Essa spezionava i lavoranti, salava i funghi per l’inverno, teneva il conto delle spese, radeva la testa ai giovani coscritti,7 andava al bagno il sabato, e quando era di mal umore picchiava le serve, senza mai chieder licenza al marito.
Scriveva col suo sangue negli album delle giovini amiche, cangiava per vezzo il nome di Prascovia in quello di Paolina; portava fascette molto strette, parlava con una cantilena, pronunziava la N russa col naso, come una N francese;8 ma tosto smesse tutto ciò, e dimenticò gli album, i versi teneri, la principessa Paolina e le fascette; chiamò bonariamente Aculca, la cameriera che prima chiamava Celina, e in somma, incominciò a far uso di scuffie semplici, e di gonnelle ovattate.

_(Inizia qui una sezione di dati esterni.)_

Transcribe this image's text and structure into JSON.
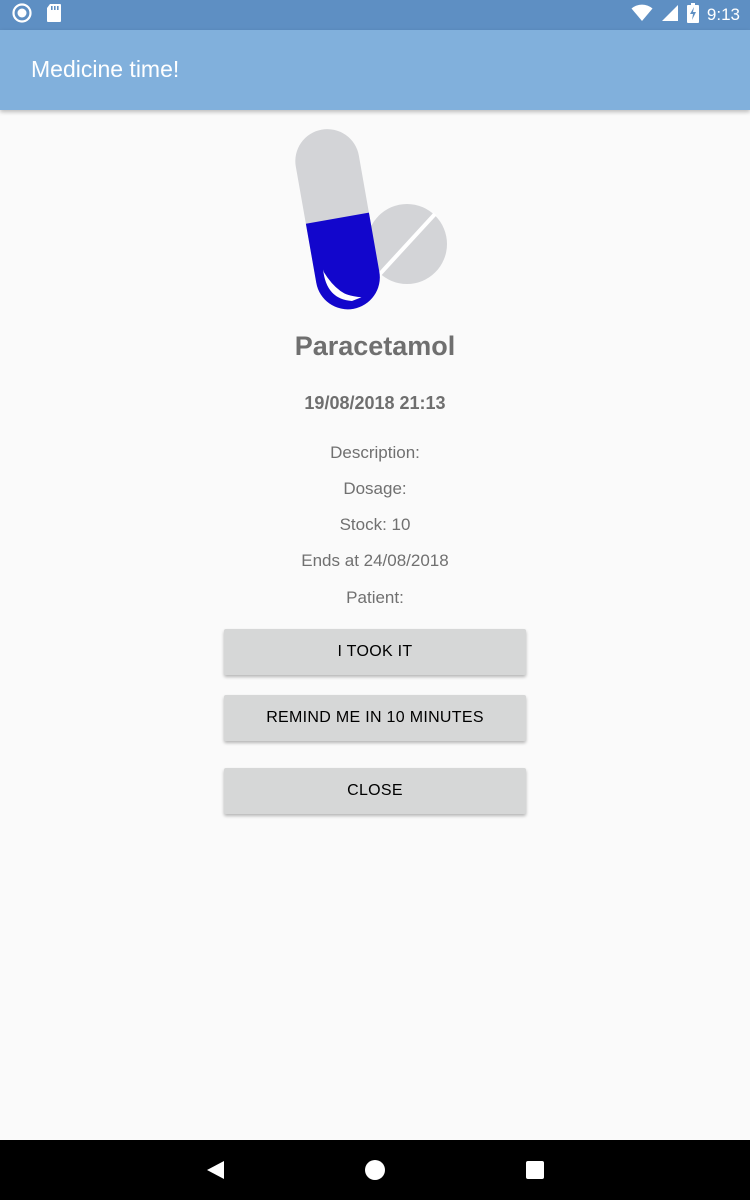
{
  "status_bar": {
    "time": "9:13",
    "left_icons": [
      "circle-notification-icon",
      "sd-card-icon"
    ],
    "right_icons": [
      "wifi-icon",
      "cell-signal-icon",
      "battery-charging-icon"
    ],
    "color": "#5e8fc3"
  },
  "app_bar": {
    "title": "Medicine time!",
    "color": "#81b0dc"
  },
  "medicine": {
    "icon": "pill-capsule-icon",
    "name": "Paracetamol",
    "datetime": "19/08/2018 21:13",
    "description": "Description:",
    "dosage": "Dosage:",
    "stock": "Stock: 10",
    "ends": "Ends at 24/08/2018",
    "patient": "Patient:"
  },
  "actions": {
    "took_label": "I TOOK IT",
    "remind_label": "REMIND ME IN 10 MINUTES",
    "close_label": "CLOSE"
  },
  "nav_bar": {
    "back_icon": "back-triangle-icon",
    "home_icon": "home-circle-icon",
    "recents_icon": "recents-square-icon"
  }
}
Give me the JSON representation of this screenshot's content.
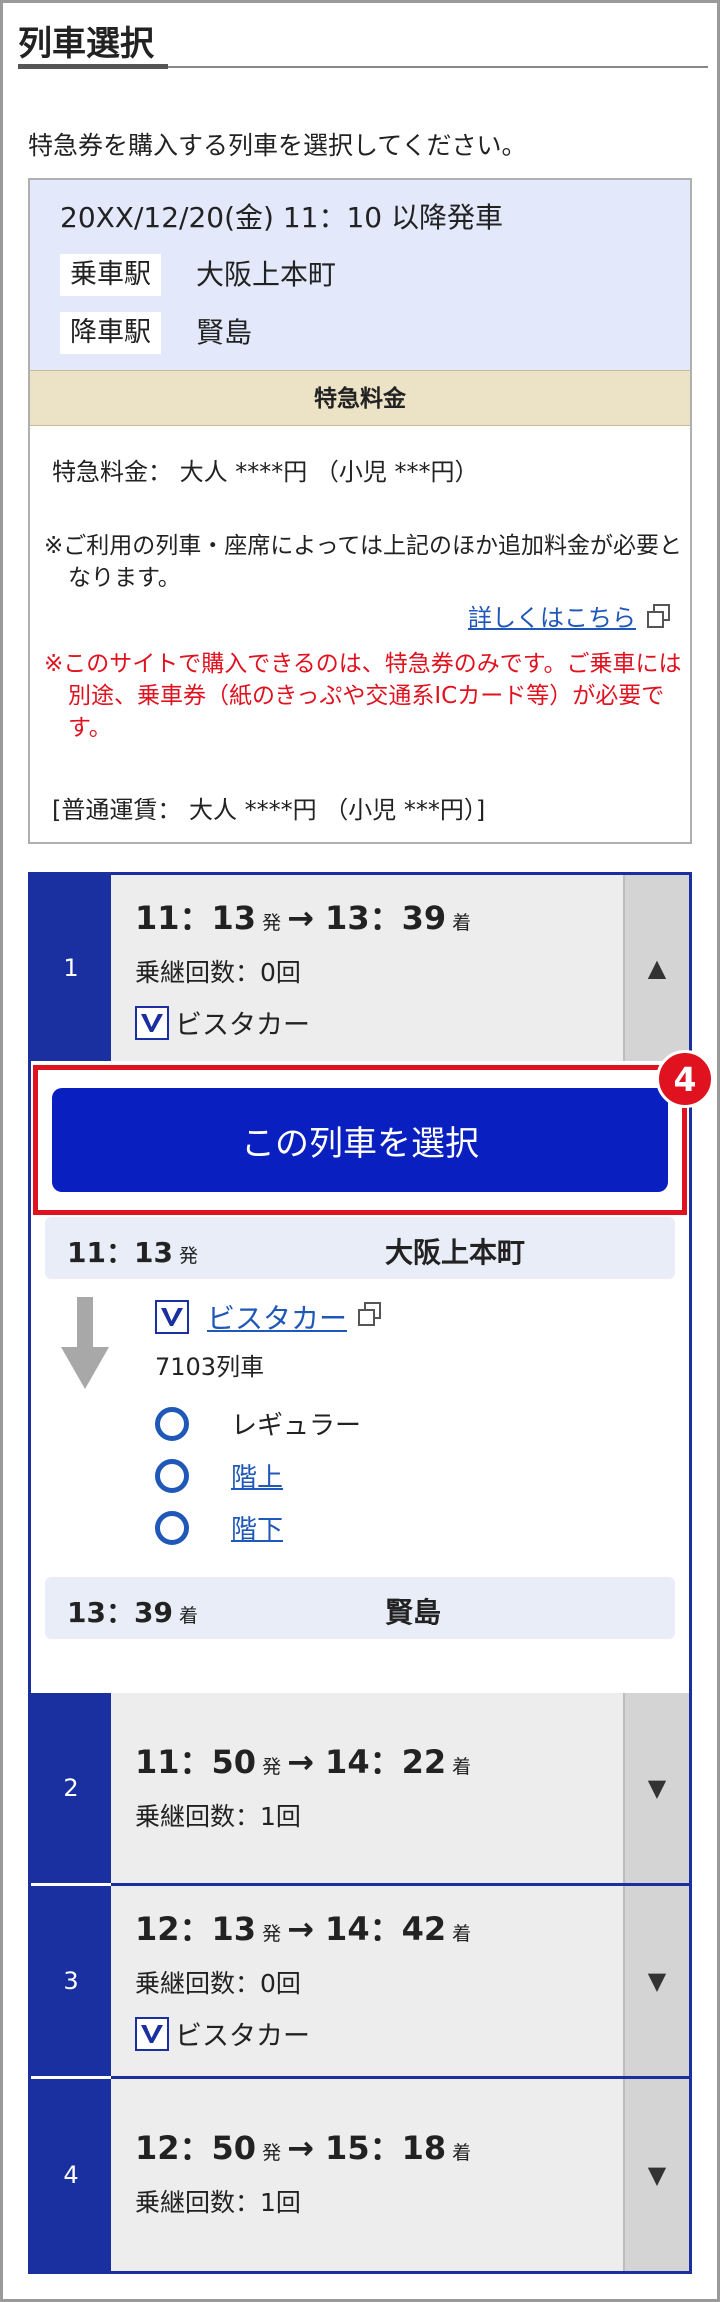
{
  "page": {
    "title": "列車選択",
    "instruction": "特急券を購入する列車を選択してください。"
  },
  "route": {
    "datetime": "20XX/12/20(金) 11：10 以降発車",
    "boarding_label": "乗車駅",
    "boarding_station": "大阪上本町",
    "alighting_label": "降車駅",
    "alighting_station": "賢島"
  },
  "fee": {
    "header": "特急料金",
    "line": "特急料金：  大人 ****円 （小児 ***円）",
    "note1": "※ご利用の列車・座席によっては上記のほか追加料金が必要となります。",
    "detail_link": "詳しくはこちら",
    "note2": "※このサイトで購入できるのは、特急券のみです。ご乗車には別途、乗車券（紙のきっぷや交通系ICカード等）が必要です。",
    "regular_fare": "[普通運賃：  大人 ****円 （小児 ***円）]"
  },
  "trains": [
    {
      "num": "1",
      "dep": "11：13",
      "arr": "13：39",
      "dep_suffix": "発",
      "arr_suffix": "着",
      "arrow": "→",
      "transfers": "乗継回数：0回",
      "train_name": "ビスタカー",
      "toggle": "▲"
    },
    {
      "num": "2",
      "dep": "11：50",
      "arr": "14：22",
      "dep_suffix": "発",
      "arr_suffix": "着",
      "arrow": "→",
      "transfers": "乗継回数：1回",
      "toggle": "▼"
    },
    {
      "num": "3",
      "dep": "12：13",
      "arr": "14：42",
      "dep_suffix": "発",
      "arr_suffix": "着",
      "arrow": "→",
      "transfers": "乗継回数：0回",
      "train_name": "ビスタカー",
      "toggle": "▼"
    },
    {
      "num": "4",
      "dep": "12：50",
      "arr": "15：18",
      "dep_suffix": "発",
      "arr_suffix": "着",
      "arrow": "→",
      "transfers": "乗継回数：1回",
      "toggle": "▼"
    }
  ],
  "selection": {
    "button_label": "この列車を選択",
    "step_badge": "4",
    "from_time": "11：13",
    "from_suffix": "発",
    "from_station": "大阪上本町",
    "train_name": "ビスタカー",
    "train_number": "7103列車",
    "seat_options": [
      "レギュラー",
      "階上",
      "階下"
    ],
    "to_time": "13：39",
    "to_suffix": "着",
    "to_station": "賢島"
  },
  "colors": {
    "accent_blue": "#1a2fa0",
    "button_blue": "#0a1fbf",
    "alert_red": "#e0121f",
    "link_blue": "#1f58b8"
  }
}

Il suo signore l’amava cordialmente; non s’immischiava mai nei di lei negozi, e aveva messa in lei una fiducia scevra d’ogni sospetto. Pranzavano ambedue in veste da camera. La vita loro scorreva in perfetta quiete. Talvolta, verso sera, i vicinanti s’adunavano a veglia, per pungersi fra loro, per dir male del prossimo, e ridere un poco di questo e di quello. Così passava il tempo. Si pregava Olga di preparare il tè; poi veniva l’ora di cena, poi l’ora di dormire, ciascun se ne tornava a casa propria.
Essi osservavano nella loro placida esistenza gli usi e i costumi antichi. In tempo di carnevale facevano le frittelle. Il cvas9 era la loro unica bevanda, e a mensa, offrivano i piatti a ciascun convitato, secondo la sua qualità e il suo rango. In tal guisa invecchiarono insieme. La porta del sepolcro si aprì poi per essi, e il fortunato sposo riceve allora una nuova corona. Morì un’ora avanti desinare. I figli e la moglie fedele lo piansero più sinceramente degli altri parenti. Era un uomo schietto e buono; e nel posto ove giacciono le sue ossa, si erge un monumento funebre, con questa iscrizione: Sotto questa lapida riposa in pace Demetrio Larin, umile peccatore, servitore del Signore, e brigadiere.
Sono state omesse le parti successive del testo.